Oxford Centre for Tropical Forests seminar followed by drinks – all welcome
New Guinea is the most mountainous and most biodiverse island in the world. Nearly 50% of its 16,000 plant species are endemic and in some families endemism surpasses 70%. Accordingly, understanding how biodiversity is distributed across the island, and how it will cope with increasing land use change and predicted climate change is important for coordinated conservation actions. However, New Guinea remains under-collected and little is known about the geography of endemism and extinction threat. New Guinea is at risk of logging and oil palm development, especially in the flat lowland regions. Past work has focused mostly on the eastern Papua New Guinea side, whereas the western Indonesian sector of the island, including its West Papua province still remains poorly studied. Despite the West Papuan governor and the heads of 12 West Papuan regions declaring West Papua as Indonesia’s first official Conservation Province in October 2015, West Papua has yet to employ an evidence-base approach to demarcating conservation areas and measuring complementarity between areas.

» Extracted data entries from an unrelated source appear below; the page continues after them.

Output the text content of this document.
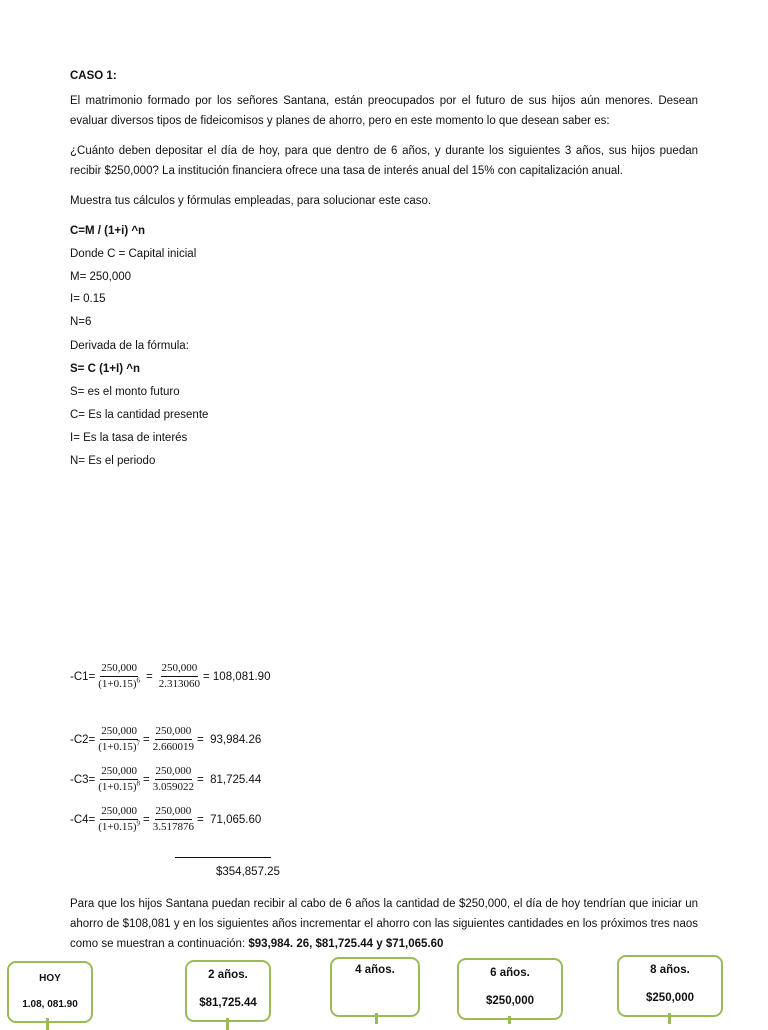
CASO 1:
El matrimonio formado por los señores Santana, están preocupados por el futuro de sus hijos aún menores. Desean evaluar diversos tipos de fideicomisos y planes de ahorro, pero en este momento lo que desean saber es:
¿Cuánto deben depositar el día de hoy, para que dentro de 6 años, y durante los siguientes 3 años, sus hijos puedan recibir $250,000? La institución financiera ofrece una tasa de interés anual del 15% con capitalización anual.
Muestra tus cálculos y fórmulas empleadas, para solucionar este caso.
C=M / (1+i) ^n
Donde C = Capital inicial
M= 250,000
I= 0.15
N=6
Derivada de la fórmula:
S= C (1+I) ^n
S= es el monto futuro
C= Es la cantidad presente
I= Es la tasa de interés
N= Es el periodo
$-C1= \frac{250,000}{(1+0.15)^6} = \frac{250,000}{2.313060} = 108,081.90$
$-C2= \frac{250,000}{(1+0.15)^7} = \frac{250,000}{2.660019} = 93,984.26$
$-C3= \frac{250,000}{(1+0.15)^8} = \frac{250,000}{3.059022} = 81,725.44$
$-C4= \frac{250,000}{(1+0.15)^9} = \frac{250,000}{3.517876} = 71,065.60$
$354,857.25
Para que los hijos Santana puedan recibir al cabo de 6 años la cantidad de $250,000, el día de hoy tendrían que iniciar un ahorro de $108,081 y en los siguientes años incrementar el ahorro con las siguientes cantidades en los próximos tres naos como se muestran a continuación: $93,984. 26, $81,725.44 y $71,065.60
HOY
1.08, 081.90
2 años.
$81,725.44
4 años.	6 años.
$250,000
8 años.
$250,000
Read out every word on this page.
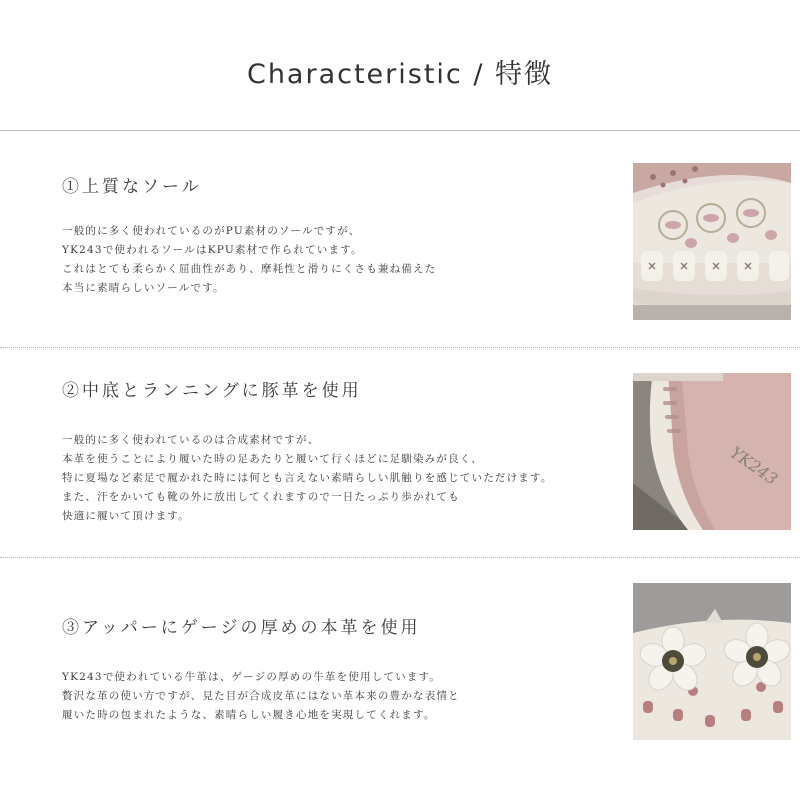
Characteristic / 特徴
①上質なソール

一般的に多く使われているのがPU素材のソールですが、

YK243で使われるソールはKPU素材で作られています。

これはとても柔らかく屈曲性があり、摩耗性と滑りにくさも兼ね備えた

本当に素晴らしいソールです。

②中底とランニングに豚革を使用

一般的に多く使われているのは合成素材ですが、

本革を使うことにより履いた時の足あたりと履いて行くほどに足馴染みが良く、

特に夏場など素足で履かれた時には何とも言えない素晴らしい肌触りを感じていただけます。

また、汗をかいても靴の外に放出してくれますので一日たっぷり歩かれても

快適に履いて頂けます。

YK243
③アッパーにゲージの厚めの本革を使用

YK243で使われている牛革は、ゲージの厚めの牛革を使用しています。

贅沢な革の使い方ですが、見た目が合成皮革にはない革本来の豊かな表情と

履いた時の包まれたような、素晴らしい履き心地を実現してくれます。
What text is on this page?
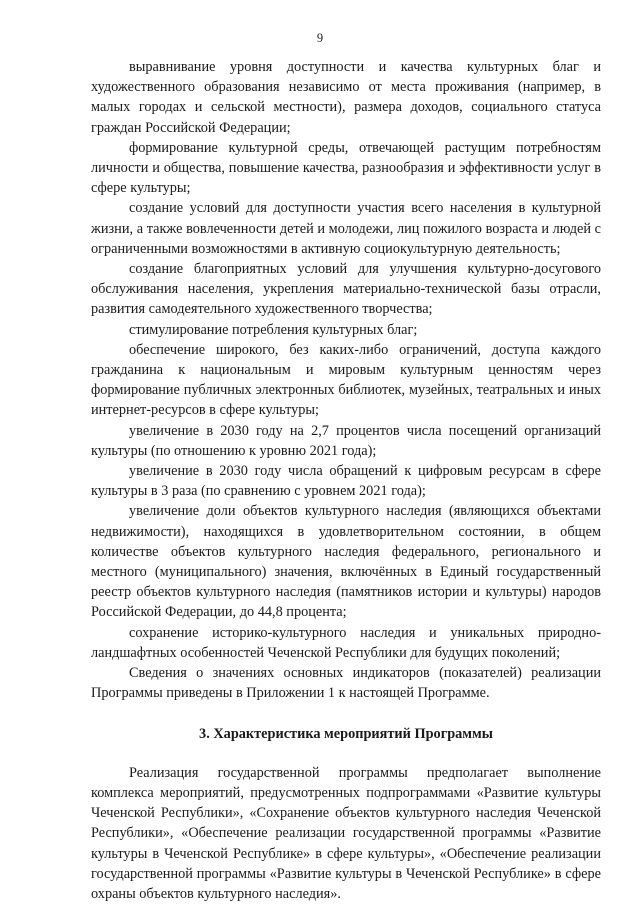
9

выравнивание уровня доступности и качества культурных благ и художественного образования независимо от места проживания (например, в малых городах и сельской местности), размера доходов, социального статуса граждан Российской Федерации;

формирование культурной среды, отвечающей растущим потребностям личности и общества, повышение качества, разнообразия и эффективности услуг в сфере культуры;

создание условий для доступности участия всего населения в культурной жизни, а также вовлеченности детей и молодежи, лиц пожилого возраста и людей с ограниченными возможностями в активную социокультурную деятельность;

создание благоприятных условий для улучшения культурно-досугового обслуживания населения, укрепления материально-технической базы отрасли, развития самодеятельного художественного творчества;

стимулирование потребления культурных благ;

обеспечение широкого, без каких-либо ограничений, доступа каждого гражданина к национальным и мировым культурным ценностям через формирование публичных электронных библиотек, музейных, театральных и иных интернет-ресурсов в сфере культуры;

увеличение в 2030 году на 2,7 процентов числа посещений организаций культуры (по отношению к уровню 2021 года);

увеличение в 2030 году числа обращений к цифровым ресурсам в сфере культуры в 3 раза (по сравнению с уровнем 2021 года);

увеличение доли объектов культурного наследия (являющихся объектами недвижимости), находящихся в удовлетворительном состоянии, в общем количестве объектов культурного наследия федерального, регионального и местного (муниципального) значения, включённых в Единый государственный реестр объектов культурного наследия (памятников истории и культуры) народов Российской Федерации, до 44,8 процента;

сохранение историко-культурного наследия и уникальных природно-ландшафтных особенностей Чеченской Республики для будущих поколений;

Сведения о значениях основных индикаторов (показателей) реализации Программы приведены в Приложении 1 к настоящей Программе.

3. Характеристика мероприятий Программы

Реализация государственной программы предполагает выполнение комплекса мероприятий, предусмотренных подпрограммами «Развитие культуры Чеченской Республики», «Сохранение объектов культурного наследия Чеченской Республики», «Обеспечение реализации государственной программы «Развитие культуры в Чеченской Республике» в сфере культуры», «Обеспечение реализации государственной программы «Развитие культуры в Чеченской Республике» в сфере охраны объектов культурного наследия».
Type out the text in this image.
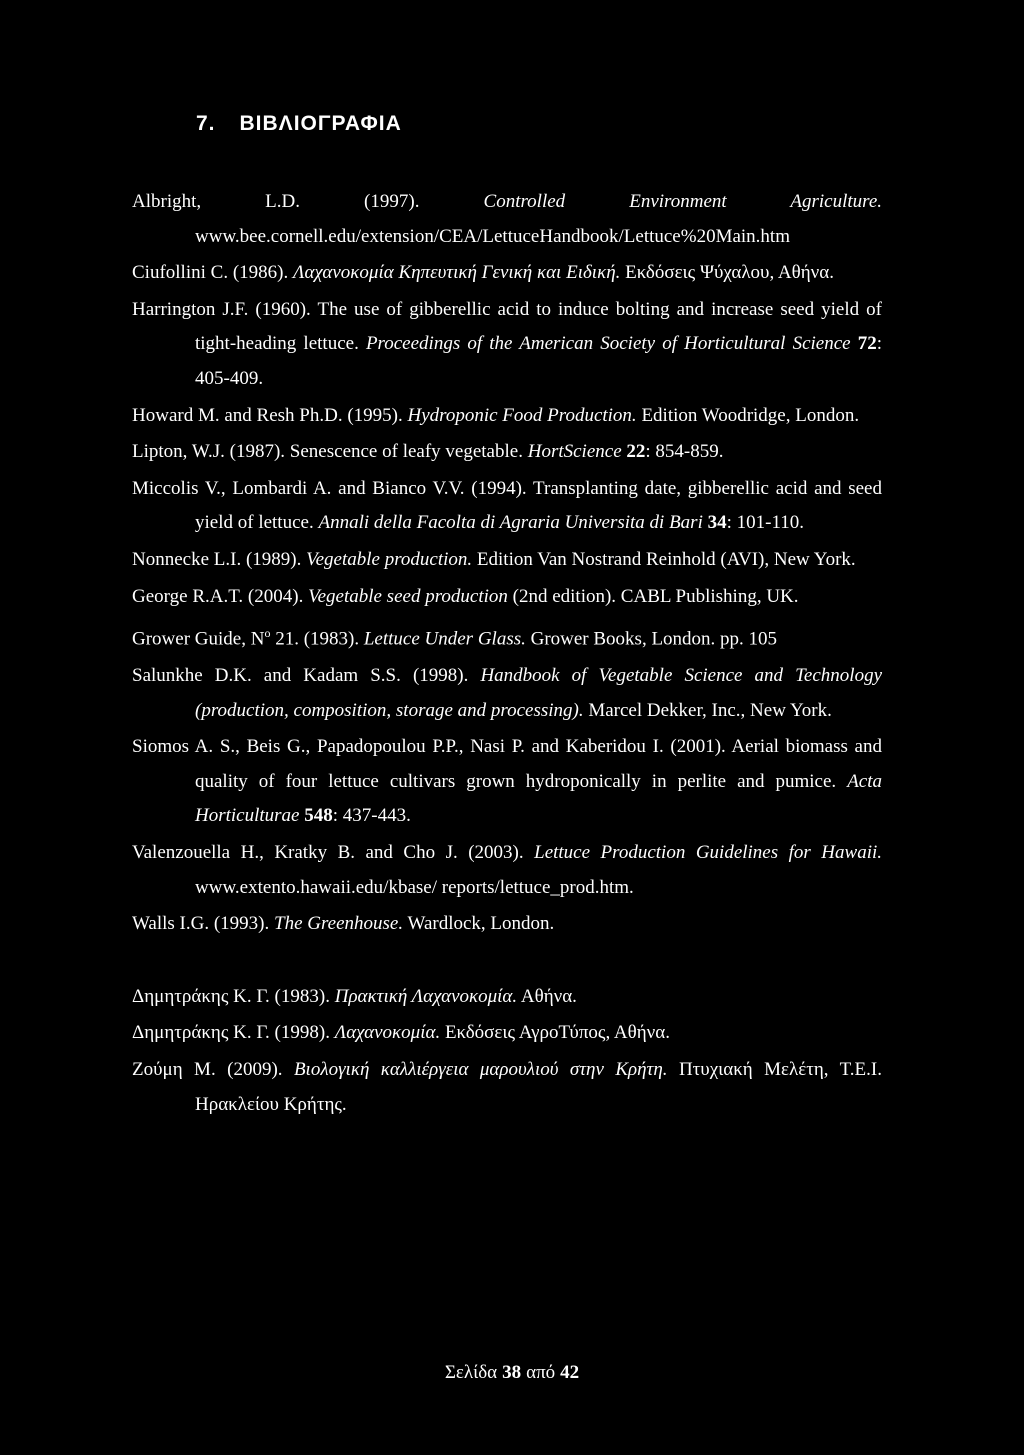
7. ΒΙΒΛΙΟΓΡΑΦΙΑ

Albright, L.D. (1997).	Controlled Environment Agriculture.
www.bee.cornell.edu/extension/CEA/LettuceHandbook/Lettuce%20Main.htm

Ciufollini C. (1986). Λαχανοκομία Κηπευτική Γενική και Ειδική. Εκδόσεις Ψύχαλου, Αθήνα.

Harrington J.F. (1960). The use of gibberellic acid to induce bolting and increase seed yield of tight-heading lettuce. Proceedings of the American Society of Horticultural Science 72: 405-409.

Howard M. and Resh Ph.D. (1995). Hydroponic Food Production. Edition Woodridge, London.

Lipton, W.J. (1987). Senescence of leafy vegetable. HortScience 22: 854-859.

Miccolis V., Lombardi A. and Bianco V.V. (1994). Transplanting date, gibberellic acid and seed yield of lettuce. Annali della Facolta di Agraria Universita di Bari 34: 101-110.

Nonnecke L.I. (1989). Vegetable production. Edition Van Nostrand Reinhold (AVI), New York.

George R.A.T. (2004). Vegetable seed production (2nd edition). CABL Publishing, UK.

Grower Guide, $N^o$ 21. (1983). Lettuce Under Glass. Grower Books, London. pp. 105

Salunkhe D.K. and Kadam S.S. (1998). Handbook of Vegetable Science and Technology (production, composition, storage and processing). Marcel Dekker, Inc., New York.

Siomos A. S., Beis G., Papadopoulou P.P., Nasi P. and Kaberidou I. (2001). Aerial biomass and quality of four lettuce cultivars grown hydroponically in perlite and pumice. Acta Horticulturae 548: 437-443.

Valenzouella H., Kratky B. and Cho J. (2003). Lettuce Production Guidelines for Hawaii. www.extento.hawaii.edu/kbase/ reports/lettuce_prod.htm.

Walls I.G. (1993). The Greenhouse. Wardlock, London.

Δημητράκης Κ. Γ. (1983). Πρακτική Λαχανοκομία. Αθήνα.

Δημητράκης Κ. Γ. (1998). Λαχανοκομία. Εκδόσεις ΑγροΤύπος, Αθήνα.

Ζούμη Μ. (2009). Βιολογική καλλιέργεια μαρουλιού στην Κρήτη. Πτυχιακή Μελέτη, Τ.Ε.Ι. Ηρακλείου Κρήτης.

Σελίδα 38 από 42
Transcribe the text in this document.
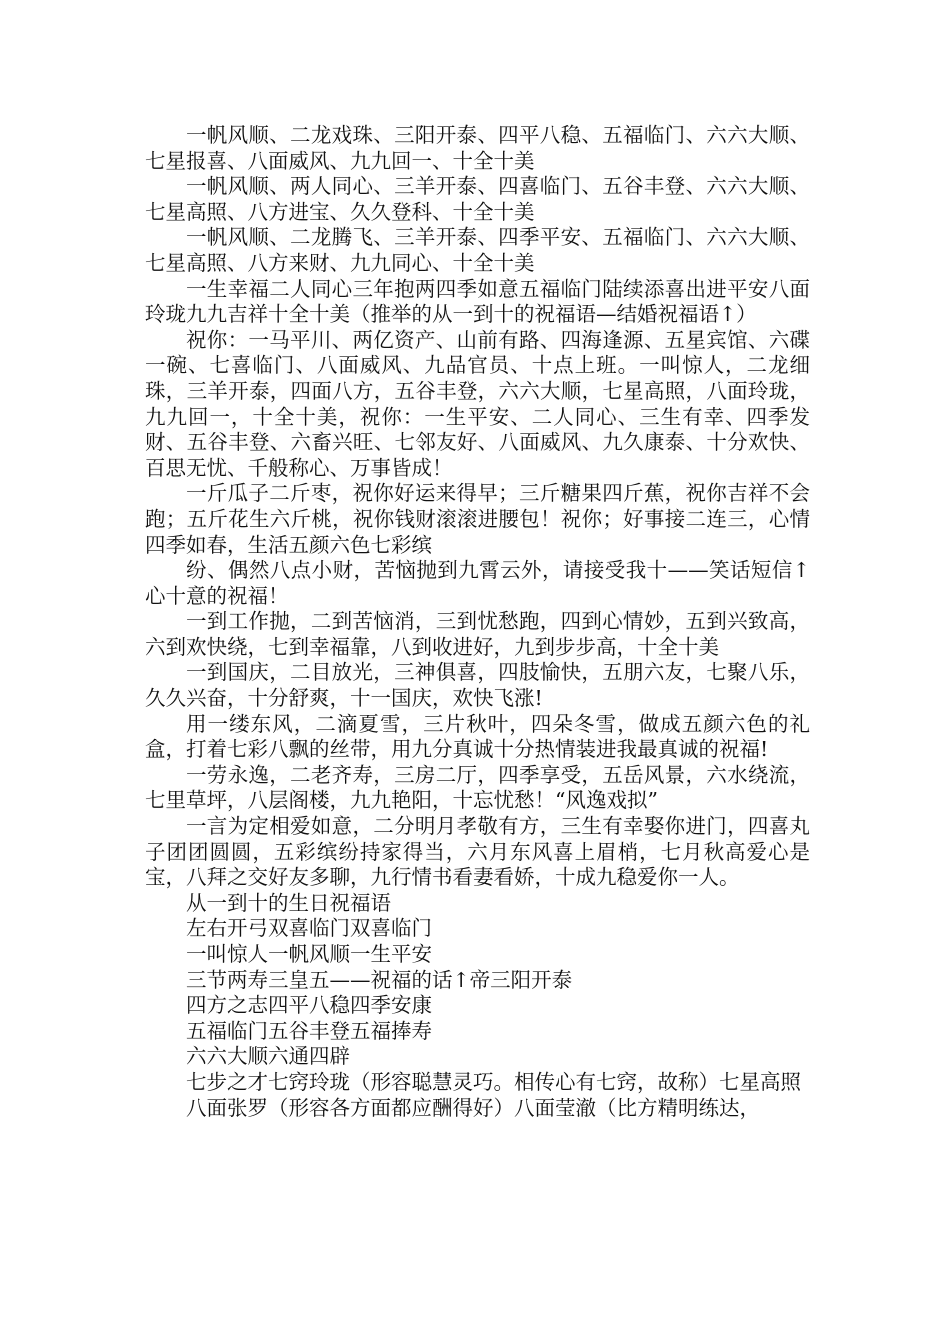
一帆风顺、二龙戏珠、三阳开泰、四平八稳、五福临门、六六大顺、七星报喜、八面威风、九九回一、十全十美

一帆风顺、两人同心、三羊开泰、四喜临门、五谷丰登、六六大顺、七星高照、八方进宝、久久登科、十全十美

一帆风顺、二龙腾飞、三羊开泰、四季平安、五福临门、六六大顺、七星高照、八方来财、九九同心、十全十美

一生幸福二人同心三年抱两四季如意五福临门陆续添喜出进平安八面玲珑九九吉祥十全十美（推举的从一到十的祝福语—结婚祝福语↑）

祝你：一马平川、两亿资产、山前有路、四海逢源、五星宾馆、六碟一碗、七喜临门、八面威风、九品官员、十点上班。一叫惊人，二龙细珠，三羊开泰，四面八方，五谷丰登，六六大顺，七星高照，八面玲珑，九九回一，十全十美，祝你：一生平安、二人同心、三生有幸、四季发财、五谷丰登、六畜兴旺、七邻友好、八面威风、九久康泰、十分欢快、百思无忧、千般称心、万事皆成！

一斤瓜子二斤枣，祝你好运来得早；三斤糖果四斤蕉，祝你吉祥不会跑；五斤花生六斤桃，祝你钱财滚滚进腰包！祝你；好事接二连三，心情四季如春，生活五颜六色七彩缤

纷、偶然八点小财，苦恼抛到九霄云外，请接受我十——笑话短信↑心十意的祝福！

一到工作抛，二到苦恼消，三到忧愁跑，四到心情妙，五到兴致高，六到欢快绕，七到幸福靠，八到收进好，九到步步高，十全十美

一到国庆，二目放光，三神俱喜，四肢愉快，五朋六友，七聚八乐，久久兴奋，十分舒爽，十一国庆，欢快飞涨!

用一缕东风，二滴夏雪，三片秋叶，四朵冬雪，做成五颜六色的礼盒，打着七彩八飘的丝带，用九分真诚十分热情装进我最真诚的祝福!

一劳永逸，二老齐寿，三房二厅，四季享受，五岳风景，六水绕流，七里草坪，八层阁楼，九九艳阳，十忘忧愁！“风逸戏拟”

一言为定相爱如意，二分明月孝敬有方，三生有幸娶你进门，四喜丸子团团圆圆，五彩缤纷持家得当，六月东风喜上眉梢，七月秋高爱心是宝，八拜之交好友多聊，九行情书看妻看娇，十成九稳爱你一人。

从一到十的生日祝福语

左右开弓双喜临门双喜临门

一叫惊人一帆风顺一生平安

三节两寿三皇五——祝福的话↑帝三阳开泰

四方之志四平八稳四季安康

五福临门五谷丰登五福捧寿

六六大顺六通四辟

七步之才七窍玲珑（形容聪慧灵巧。相传心有七窍，故称）七星高照

八面张罗（形容各方面都应酬得好）八面莹澈（比方精明练达，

Large-scale syntheses are thus essential for setting island-wide conservation priorities, and for evaluating the performance of protected areas under land use and climate change.
Dr Rodrigo Camara Leret is currently Early Career Research Fellow at the Royal Botanic Gardens Kew, responsible for developing Kew’s New Guinea research programme with a focus on identify priority areas for conservation in Indonesian New Guinea. He took his MSc at University of Leiden in 2008 on ecology of Andean forests and taxonomy of SE Asian plants, his PhD in 2014 at Universidad Autónoma de Madrid on quantitative ethnobotany of palms in South America and Postdocs at Aarhus University modelling the responses of Amazonian palms to soil nutrients (2015), and building capacity for e-taxonomy in the Flora of Thailand project (2016).